Delicate Arch in Arches National Park is an iconic rock formation that draws hundreds of thousands of hikers each year.
Delicate Arch in Arches National Park is an iconic rock formation that draws hundreds of thousands of hikers each year.
© 2014 by John R Howard

We must save our National Parks! Anyone who has visited a National Park or National Monument in recent years has seen ample evidence of under-funding: entrance stations left unattended, shuttered ranger stations and closed campground loops, neglected maintenance, very few rangers out and about in the park where they are needed. If not for volunteers, many parks simply would not have the manpower to responsibly operate, protect, or interpret the gems of history and natural beauty the Park Service was created to manage.

The National Park Service protects against vandalism like this graffiti just outside Joshua Tree National Park.
© 2014 by John R Howard

While the inventory of parks across the country has grown to over 400 and the number of visitors has swelled to about 300 million per year, the budget for the NPS has hardly kept pace. The money allocated by Congress for permanent and seasonal ranger positions has been shrinking over the last 20 years, resulting in fewer employees for a growing workload. The number of roads, bridges and buildings in need of repair or replacement is mounting. Funds for upkeep and new facilities are exceedingly tight.

Furthermore, undermanned parks are vulnerable to crime and abuse. Poaching, vandalism and crimes against visitors are on the rise. Rules for preservation are being ignored. Trees are being cut illegally. Cacti are being harvested from the desert parks. Motorized vehicles are being driven where thy ey are prohibited. Cultural artifacts are being looted. Graffiti has begun appearing in places of irreplaceable natural or historic value.

Speak with members of the professional Park Service staff – those dedicated folks in Smokey the Bear hats – and many lament the chronic under-funding. The parks are simply not being managed or protected as necessary.

Our National Parks are a national treasure, not to be squandered or neglected. Visitors from all over the world come to see Yosemite, Yellowstone, Crater Lake, Grand Canyon and all the rest.

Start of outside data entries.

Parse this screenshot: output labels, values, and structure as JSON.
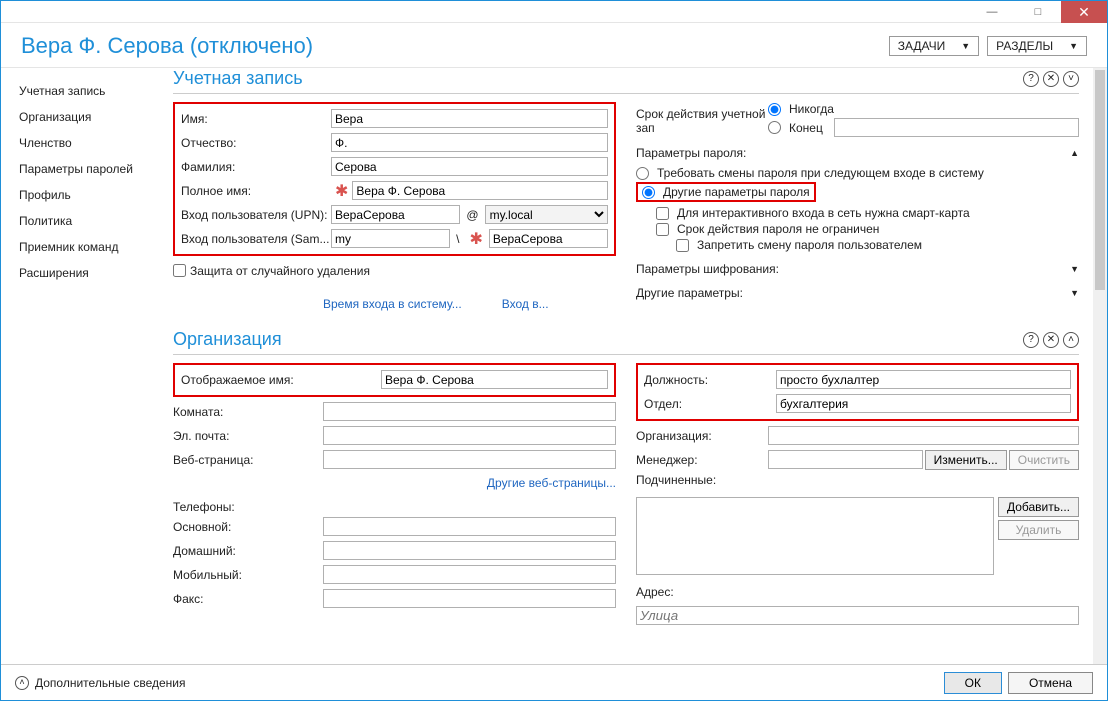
{
  "titlebar": {},
  "header": {
    "title": "Вера Ф. Серова (отключено)",
    "tasks_btn": "ЗАДАЧИ",
    "sections_btn": "РАЗДЕЛЫ"
  },
  "sidebar": {
    "items": [
      {
        "label": "Учетная запись"
      },
      {
        "label": "Организация"
      },
      {
        "label": "Членство"
      },
      {
        "label": "Параметры паролей"
      },
      {
        "label": "Профиль"
      },
      {
        "label": "Политика"
      },
      {
        "label": "Приемник команд"
      },
      {
        "label": "Расширения"
      }
    ]
  },
  "account": {
    "section_title": "Учетная запись",
    "firstname_lbl": "Имя:",
    "firstname": "Вера",
    "middlename_lbl": "Отчество:",
    "middlename": "Ф.",
    "lastname_lbl": "Фамилия:",
    "lastname": "Серова",
    "fullname_lbl": "Полное имя:",
    "fullname": "Вера Ф. Серова",
    "upn_lbl": "Вход пользователя (UPN):",
    "upn_user": "ВераСерова",
    "upn_domain": "my.local",
    "sam_lbl": "Вход пользователя (Sam...",
    "sam_domain": "my",
    "sam_user": "ВераСерова",
    "protect_lbl": "Защита от случайного удаления",
    "logon_hours_link": "Время входа в систему...",
    "logon_to_link": "Вход в...",
    "expiry_lbl": "Срок действия учетной зап",
    "never_lbl": "Никогда",
    "end_lbl": "Конец",
    "pwd_params_lbl": "Параметры пароля:",
    "pwd_change_next": "Требовать смены пароля при следующем входе в систему",
    "pwd_other": "Другие параметры пароля",
    "smartcard": "Для интерактивного входа в сеть нужна смарт-карта",
    "no_expire": "Срок действия пароля не ограничен",
    "no_change": "Запретить смену пароля пользователем",
    "enc_lbl": "Параметры шифрования:",
    "other_lbl": "Другие параметры:",
    "at": "@",
    "bs": "\\"
  },
  "org": {
    "section_title": "Организация",
    "display_lbl": "Отображаемое имя:",
    "display": "Вера Ф. Серова",
    "room_lbl": "Комната:",
    "email_lbl": "Эл. почта:",
    "web_lbl": "Веб-страница:",
    "other_web": "Другие веб-страницы...",
    "phones_hdr": "Телефоны:",
    "main_phone_lbl": "Основной:",
    "home_phone_lbl": "Домашний:",
    "mobile_lbl": "Мобильный:",
    "fax_lbl": "Факс:",
    "title_lbl": "Должность:",
    "title": "просто бухлалтер",
    "dept_lbl": "Отдел:",
    "dept": "бухгалтерия",
    "company_lbl": "Организация:",
    "manager_lbl": "Менеджер:",
    "edit_btn": "Изменить...",
    "clear_btn": "Очистить",
    "reports_lbl": "Подчиненные:",
    "add_btn": "Добавить...",
    "remove_btn": "Удалить",
    "address_lbl": "Адрес:",
    "street_ph": "Улица"
  },
  "footer": {
    "more": "Дополнительные сведения",
    "ok": "ОК",
    "cancel": "Отмена"
  }
}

As the Park Service approaches its 100th anniversary in 2016, Interior Secretary Sally Jewell and the Obama Administration are requesting a substantial increase in the agency’s budget to resume full hiring and address the estimated $11 billion backlog in park maintenance projects.

If you share a concern that the National Parks must be fully funded and protected, urge your representatives in Congress to support the proposed budget increase. It is the right thing to do.